Artikelen

Dat wat we dagelijks voorgeschoteld krijgen in de media heeft grote invloed op ons denken. Als dat niet zo was zou het helemaal geen zin hebben om zoveel geld in reclamecampagnes te stoppen.

Niet alleen reclamecampagnes maar ook bijvoorbeeld de manier waarop de psychiatrie en wij psychiaters (in wording) in films geportretteerd worden, is bepalend hoe de omgeving ons ziet, hoe men meent zich bij ons te moeten opstellen en hoe wij denken ons in onze spreekkamers te moeten gedragen.
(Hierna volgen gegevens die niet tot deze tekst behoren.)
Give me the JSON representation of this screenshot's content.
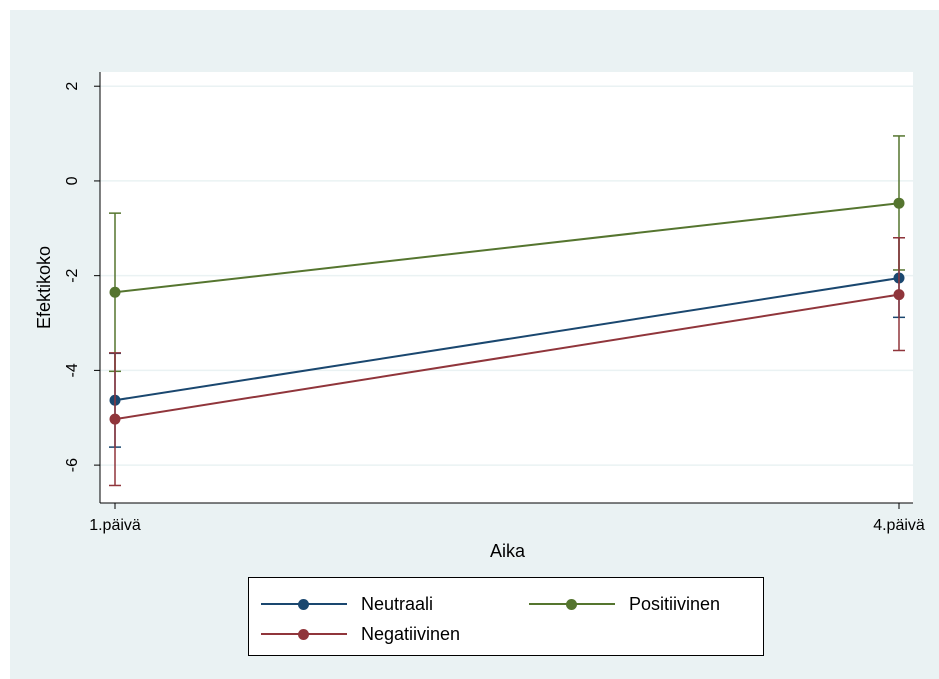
{
  "chart_data": {
    "type": "line",
    "title": "",
    "xlabel": "Aika",
    "ylabel": "Efektikoko",
    "categories": [
      "1.päivä",
      "4.päivä"
    ],
    "ylim": [
      -6.8,
      2.3
    ],
    "yticks": [
      {
        "value": 2,
        "label": "2"
      },
      {
        "value": 0,
        "label": "0"
      },
      {
        "value": -2,
        "label": "-2"
      },
      {
        "value": -4,
        "label": "-4"
      },
      {
        "value": -6,
        "label": "-6"
      }
    ],
    "grid": true,
    "legend_position": "bottom",
    "series": [
      {
        "name": "Neutraali",
        "color": "#1a476f",
        "values": [
          -4.63,
          -2.05
        ],
        "ci_low": [
          -5.62,
          -2.88
        ],
        "ci_high": [
          -3.64,
          -1.2
        ]
      },
      {
        "name": "Positiivinen",
        "color": "#55752f",
        "values": [
          -2.35,
          -0.47
        ],
        "ci_low": [
          -4.02,
          -1.88
        ],
        "ci_high": [
          -0.68,
          0.95
        ]
      },
      {
        "name": "Negatiivinen",
        "color": "#90353b",
        "values": [
          -5.03,
          -2.4
        ],
        "ci_low": [
          -6.43,
          -3.58
        ],
        "ci_high": [
          -3.63,
          -1.2
        ]
      }
    ],
    "colors": {
      "background": "#eaf2f3",
      "plot_background": "#ffffff",
      "grid": "#eaf2f3"
    }
  },
  "legend": {
    "items": [
      "Neutraali",
      "Positiivinen",
      "Negatiivinen"
    ]
  }
}
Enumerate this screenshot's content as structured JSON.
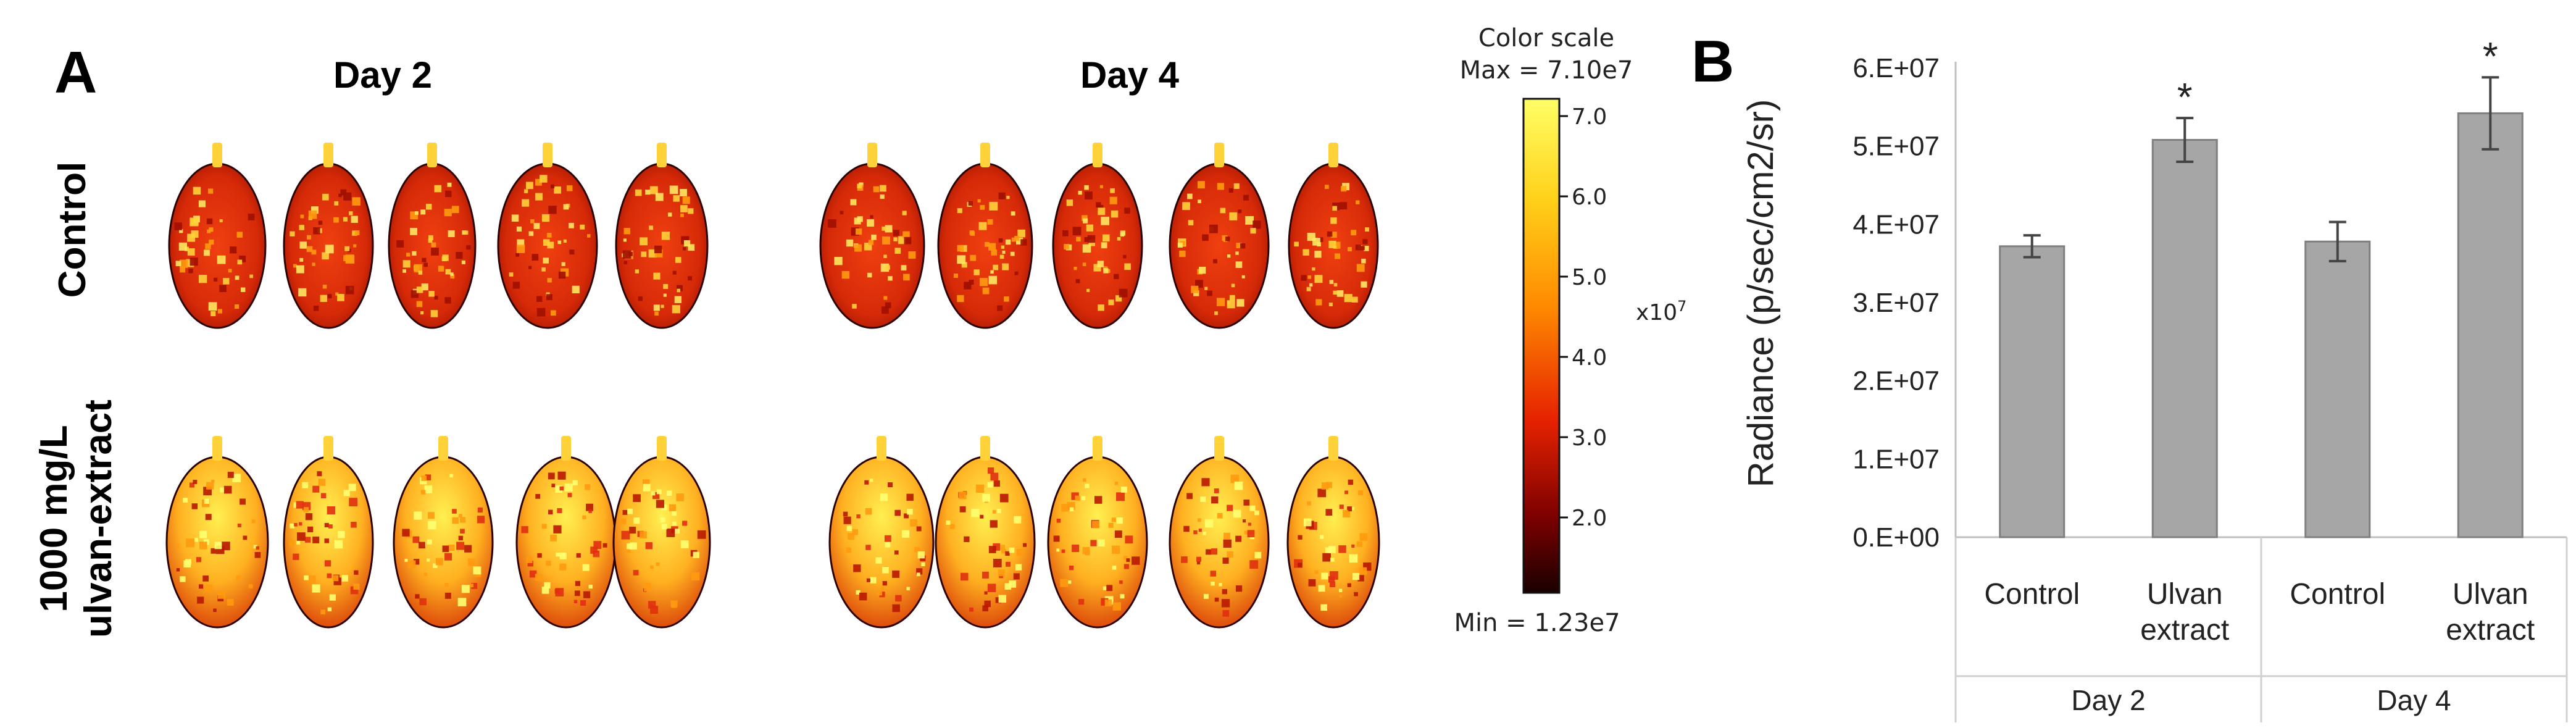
{
  "panel_a": {
    "letter": "A",
    "day_headers": [
      "Day 2",
      "Day 4"
    ],
    "row_labels": {
      "control": "Control",
      "treated_line1": "1000 mg/L",
      "treated_line2": "ulvan-extract"
    },
    "color_scale": {
      "title": "Color scale",
      "max_label": "Max = 7.10e7",
      "min_label": "Min = 1.23e7",
      "multiplier": "x10",
      "multiplier_exp": "7",
      "ticks": [
        "7.0",
        "6.0",
        "5.0",
        "4.0",
        "3.0",
        "2.0"
      ],
      "colors": [
        "#ffff66",
        "#ffd21a",
        "#ff8a00",
        "#e62200",
        "#7a0000",
        "#1a0000"
      ]
    }
  },
  "chart_data": {
    "type": "bar",
    "panel_letter": "B",
    "categories": [
      "Control",
      "Ulvan extract",
      "Control",
      "Ulvan extract"
    ],
    "category_lines": [
      [
        "Control"
      ],
      [
        "Ulvan",
        "extract"
      ],
      [
        "Control"
      ],
      [
        "Ulvan",
        "extract"
      ]
    ],
    "groups": [
      {
        "label": "Day 2",
        "span": 2
      },
      {
        "label": "Day 4",
        "span": 2
      }
    ],
    "values": [
      37200000,
      50800000,
      37800000,
      54200000
    ],
    "errors": [
      1400000,
      2800000,
      2500000,
      4600000
    ],
    "significance": [
      "",
      "*",
      "",
      "*"
    ],
    "ylabel": "Radiance (p/sec/cm2/sr)",
    "ylim": [
      0,
      60000000
    ],
    "yticks": [
      0,
      10000000,
      20000000,
      30000000,
      40000000,
      50000000,
      60000000
    ],
    "ytick_labels": [
      "0.E+00",
      "1.E+07",
      "2.E+07",
      "3.E+07",
      "4.E+07",
      "5.E+07",
      "6.E+07"
    ],
    "bar_color": "#a6a6a6",
    "bar_edge": "#7f7f7f",
    "grid": false
  }
}
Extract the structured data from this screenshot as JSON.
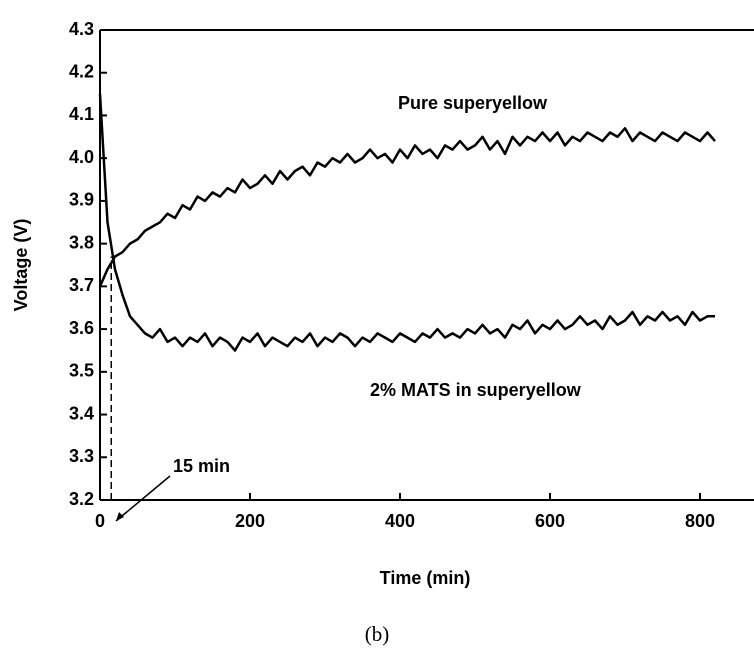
{
  "chart_data": {
    "type": "line",
    "xlabel": "Time (min)",
    "ylabel": "Voltage (V)",
    "caption": "(b)",
    "xlim": [
      0,
      872
    ],
    "xticks": [
      0,
      200,
      400,
      600,
      800
    ],
    "ylim": [
      3.2,
      4.3
    ],
    "yticks": [
      3.2,
      3.3,
      3.4,
      3.5,
      3.6,
      3.7,
      3.8,
      3.9,
      {
        "value": 4,
        "label": "4.0"
      },
      4.1,
      4.2,
      4.3
    ],
    "vline": {
      "x": 15,
      "label": "15 min"
    },
    "x": [
      0,
      10,
      20,
      30,
      40,
      50,
      60,
      70,
      80,
      90,
      100,
      110,
      120,
      130,
      140,
      150,
      160,
      170,
      180,
      190,
      200,
      210,
      220,
      230,
      240,
      250,
      260,
      270,
      280,
      290,
      300,
      310,
      320,
      330,
      340,
      350,
      360,
      370,
      380,
      390,
      400,
      410,
      420,
      430,
      440,
      450,
      460,
      470,
      480,
      490,
      500,
      510,
      520,
      530,
      540,
      550,
      560,
      570,
      580,
      590,
      600,
      610,
      620,
      630,
      640,
      650,
      660,
      670,
      680,
      690,
      700,
      710,
      720,
      730,
      740,
      750,
      760,
      770,
      780,
      790,
      800,
      810,
      820
    ],
    "series": [
      {
        "name": "Pure superyellow",
        "color": "#000000",
        "values": [
          3.7,
          3.74,
          3.77,
          3.78,
          3.8,
          3.81,
          3.83,
          3.84,
          3.85,
          3.87,
          3.86,
          3.89,
          3.88,
          3.91,
          3.9,
          3.92,
          3.91,
          3.93,
          3.92,
          3.95,
          3.93,
          3.94,
          3.96,
          3.94,
          3.97,
          3.95,
          3.97,
          3.98,
          3.96,
          3.99,
          3.98,
          4.0,
          3.99,
          4.01,
          3.99,
          4.0,
          4.02,
          4.0,
          4.01,
          3.99,
          4.02,
          4.0,
          4.03,
          4.01,
          4.02,
          4.0,
          4.03,
          4.02,
          4.04,
          4.02,
          4.03,
          4.05,
          4.02,
          4.04,
          4.01,
          4.05,
          4.03,
          4.05,
          4.04,
          4.06,
          4.04,
          4.06,
          4.03,
          4.05,
          4.04,
          4.06,
          4.05,
          4.04,
          4.06,
          4.05,
          4.07,
          4.04,
          4.06,
          4.05,
          4.04,
          4.06,
          4.05,
          4.04,
          4.06,
          4.05,
          4.04,
          4.06,
          4.04
        ]
      },
      {
        "name": "2% MATS in superyellow",
        "color": "#000000",
        "values": [
          4.15,
          3.85,
          3.74,
          3.68,
          3.63,
          3.61,
          3.59,
          3.58,
          3.6,
          3.57,
          3.58,
          3.56,
          3.58,
          3.57,
          3.59,
          3.56,
          3.58,
          3.57,
          3.55,
          3.58,
          3.57,
          3.59,
          3.56,
          3.58,
          3.57,
          3.56,
          3.58,
          3.57,
          3.59,
          3.56,
          3.58,
          3.57,
          3.59,
          3.58,
          3.56,
          3.58,
          3.57,
          3.59,
          3.58,
          3.57,
          3.59,
          3.58,
          3.57,
          3.59,
          3.58,
          3.6,
          3.58,
          3.59,
          3.58,
          3.6,
          3.59,
          3.61,
          3.59,
          3.6,
          3.58,
          3.61,
          3.6,
          3.62,
          3.59,
          3.61,
          3.6,
          3.62,
          3.6,
          3.61,
          3.63,
          3.61,
          3.62,
          3.6,
          3.63,
          3.61,
          3.62,
          3.64,
          3.61,
          3.63,
          3.62,
          3.64,
          3.62,
          3.63,
          3.61,
          3.64,
          3.62,
          3.63,
          3.63
        ]
      }
    ]
  }
}
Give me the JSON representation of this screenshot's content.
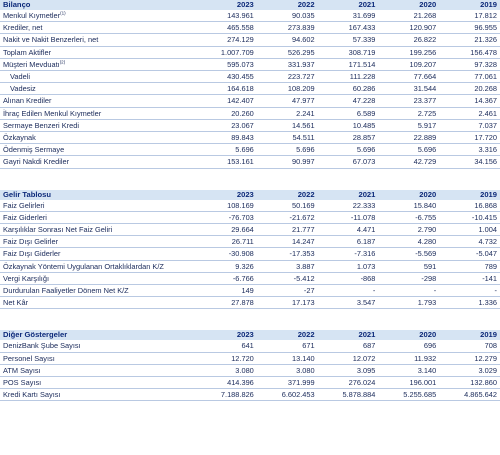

Het beeld in de film van de psychiatrie is helaas niet erg rooskleurig en realistisch. Mogelijk dat onze voormalige minister van volksgezondheid net naar de film Wilbur wants to kill himself (2002) gekeken heeft toen ze meende op te moeten merken dat een goed gesprek met en liefde van de buurvrouw net zo goed kan werken als een psychiatrische behandeling. Want als je je mening baseert op b.v. A beautiful mind (2001) of A clockwork orange (1971) , kun je niet anders concluderen dat psychiatrische behandelingen er alleen maar op uit zijn om de creativiteit van mensen in te perken en te ruïneren.  Zo is na het zien van de klassieker One flew of the cuckoo’s nest (1975) maar één conclusie gerechtvaardigd, namelijk bedden reduceren en wel zo snel mogelijk.  En terwijl u dagelijks in de oude ggz locaties zit te zwoegen met patiënten aan de onderkant van de samenleving meent de gemiddelde bioscoop bezoeker dat u puissant rijk bent, een kapitaal appartement vol met peperdure kunst bewoont  en slechts vermakelijke gesprekjes met ex-fotomodellen voert (l’amant double, 2017). Het is maar dat u het weet.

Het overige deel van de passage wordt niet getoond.